PLACE FINANCIÈRE & MARCHÉS — Marchés financiers

Vue des marchés

Le variant Delta inquiète les marchés



Les places boursières souffrent depuis quelques jours face à la résurgence de l’épidémie, qui fait craindre un affaiblissement de la dynamique de croissance. Le CAC 40 a, par exemple, en quelques jours, abandonné plus de 5% par rapport à son point haut du 17 juin dernier à 6.666 points, pour revenir à son niveau d’il y a deux mois. (Photo: Shutterstock)

Les places boursières souffrent depuis quelques jours face à la résurgence de l’épidémie, qui fait craindre un affaiblissement de la dynamique de croissance. Le CAC 40 a, par exemple, en quelques jours, abandonné plus de 5% par rapport à son point haut du 17 juin dernier à 6.666 points, pour revenir à son niveau d’il y a deux mois. (Photo: Shutterstock)

La recrudescence des cas de Covid, liée au variant Delta, pèse sur les bourses en faisant planer une menace sur le scénario de la réouverture des économies et d’un retour rapide à la normale, ce scénario qui tire vers le haut la croissance des marchés. Avec, à la clé, une série de corrections.
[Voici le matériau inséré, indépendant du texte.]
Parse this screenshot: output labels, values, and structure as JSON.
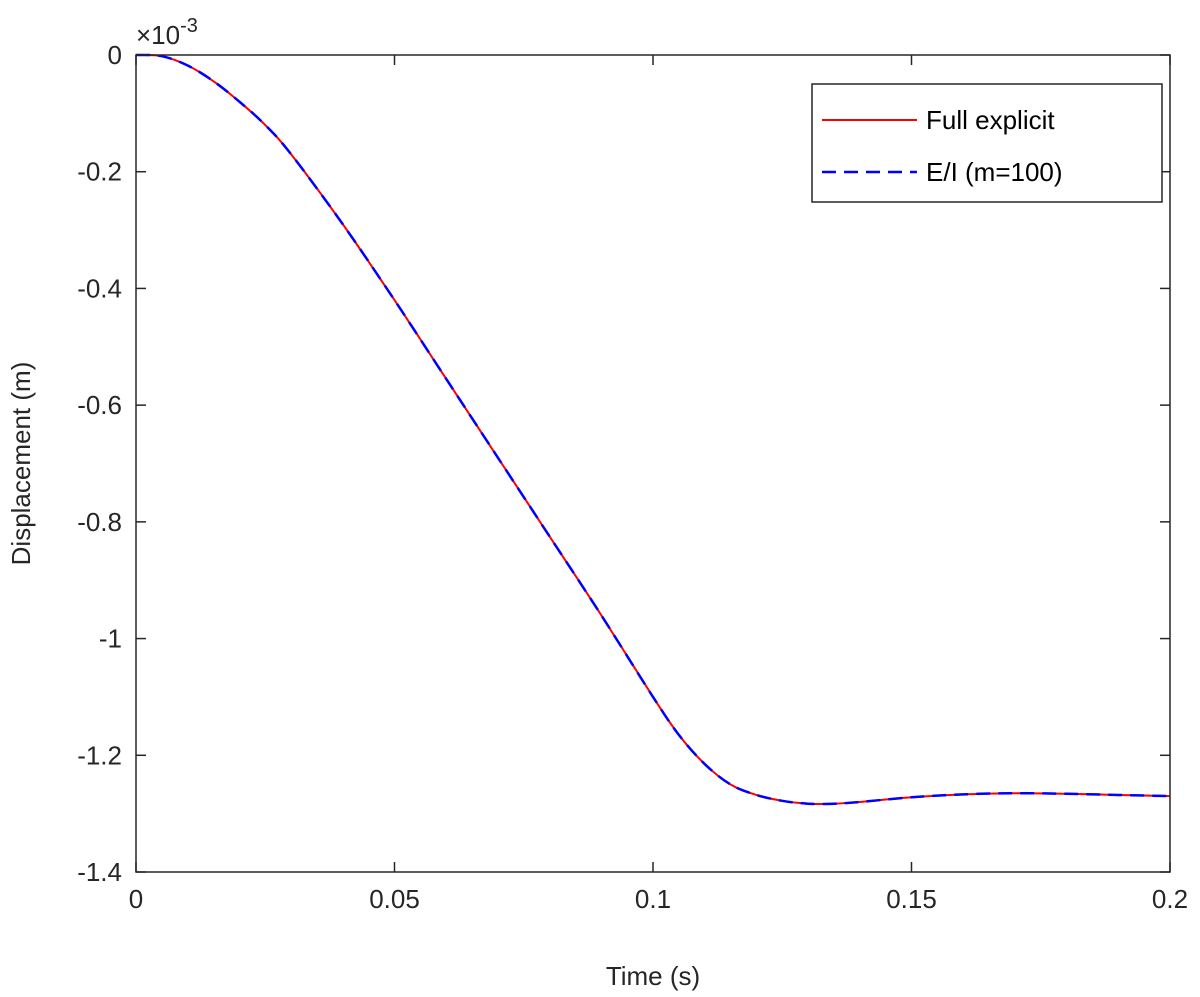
{
  "chart_data": {
    "type": "line",
    "xlabel": "Time (s)",
    "ylabel": "Displacement (m)",
    "y_exponent_prefix": "×10",
    "y_exponent_power": "-3",
    "xlim": [
      0,
      0.2
    ],
    "ylim": [
      -1.4,
      0
    ],
    "xticks": [
      0,
      0.05,
      0.1,
      0.15,
      0.2
    ],
    "xtick_labels": [
      "0",
      "0.05",
      "0.1",
      "0.15",
      "0.2"
    ],
    "yticks": [
      0,
      -0.2,
      -0.4,
      -0.6,
      -0.8,
      -1,
      -1.2,
      -1.4
    ],
    "ytick_labels": [
      "0",
      "-0.2",
      "-0.4",
      "-0.6",
      "-0.8",
      "-1",
      "-1.2",
      "-1.4"
    ],
    "grid": false,
    "legend_position": "top-right",
    "x": [
      0,
      0.005,
      0.01,
      0.015,
      0.02,
      0.025,
      0.03,
      0.04,
      0.05,
      0.06,
      0.07,
      0.08,
      0.09,
      0.1,
      0.105,
      0.11,
      0.115,
      0.12,
      0.125,
      0.13,
      0.135,
      0.14,
      0.15,
      0.16,
      0.17,
      0.18,
      0.19,
      0.2
    ],
    "series": [
      {
        "name": "Full explicit",
        "color": "#ff0000",
        "dash": "solid",
        "values": [
          0,
          -0.002,
          -0.018,
          -0.045,
          -0.08,
          -0.12,
          -0.17,
          -0.29,
          -0.42,
          -0.555,
          -0.69,
          -0.825,
          -0.96,
          -1.1,
          -1.165,
          -1.215,
          -1.25,
          -1.268,
          -1.278,
          -1.283,
          -1.283,
          -1.28,
          -1.272,
          -1.267,
          -1.265,
          -1.266,
          -1.268,
          -1.27
        ]
      },
      {
        "name": "E/I (m=100)",
        "color": "#0000ff",
        "dash": "dashed",
        "values": [
          0,
          -0.002,
          -0.018,
          -0.045,
          -0.08,
          -0.12,
          -0.17,
          -0.29,
          -0.42,
          -0.555,
          -0.69,
          -0.825,
          -0.96,
          -1.1,
          -1.165,
          -1.215,
          -1.25,
          -1.268,
          -1.278,
          -1.283,
          -1.283,
          -1.28,
          -1.272,
          -1.267,
          -1.265,
          -1.266,
          -1.268,
          -1.27
        ]
      }
    ]
  }
}
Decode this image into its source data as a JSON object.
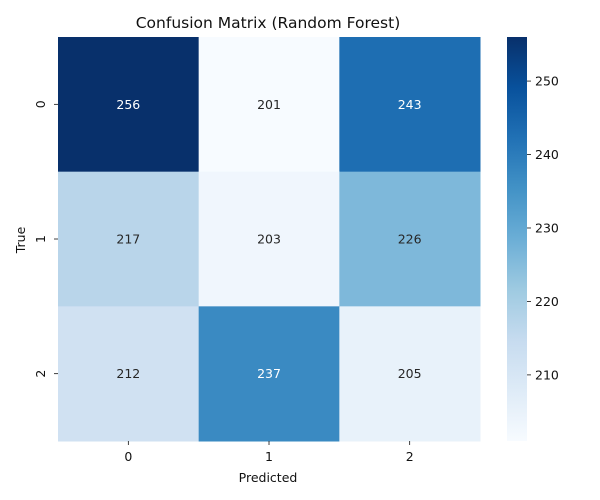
{
  "chart_data": {
    "type": "heatmap",
    "title": "Confusion Matrix (Random Forest)",
    "xlabel": "Predicted",
    "ylabel": "True",
    "x_categories": [
      "0",
      "1",
      "2"
    ],
    "y_categories": [
      "0",
      "1",
      "2"
    ],
    "values": [
      [
        256,
        201,
        243
      ],
      [
        217,
        203,
        226
      ],
      [
        212,
        237,
        205
      ]
    ],
    "colormap": "Blues",
    "color_range": [
      201,
      256
    ],
    "colorbar_ticks": [
      210,
      220,
      230,
      240,
      250
    ],
    "colorbar_tick_labels": [
      "210",
      "220",
      "230",
      "240",
      "250"
    ],
    "colors": {
      "low": "#f7fbff",
      "high": "#08306b",
      "label_dark": "#262626",
      "label_light": "#ffffff"
    }
  }
}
Les investisseurs qui pariaient sur une reprise solide et durable de l’économie mondiale depuis le début de l’année se montrent désormais plus prudents. Ils se préparent à une croissance moins forte qu’espérée et à une hausse de la volatilité liée aux incertitudes relatives à l’évolution des campagnes vaccinales qui semblent marquer le pas et à la manière dont cette quatrième vague sera gérée par les autorités. Tous les secteurs gagnants depuis le début de l’année, c’est-à-dire ceux liés à la reprise de l’économie, ont cédé du terrain. C’est le cas pour les actions des secteurs touristiques ou de l’aéronautique, ainsi que pour les matières premières.

Le cours du pétrole reculait fortement lundi. Le baril de Brent a chuté de plus de 6,02%, à 69,11 dollars, repassant sous les 70 dollars pour la première fois depuis début juin, tandis qu’à New York, le baril de WTI plongeait, pour août, de 6,62%, à 66,82 dollars. Une baisse à laquelle on pouvait s’attendre suite à l’accord trouvé au sein de l’Opep sur la relance progressive de la production, mais qui a surpris les observateurs par son ampleur et sa vitesse. Effectivement, l’accord trouvé à l’Opep ne doit prendre effet qu’en août.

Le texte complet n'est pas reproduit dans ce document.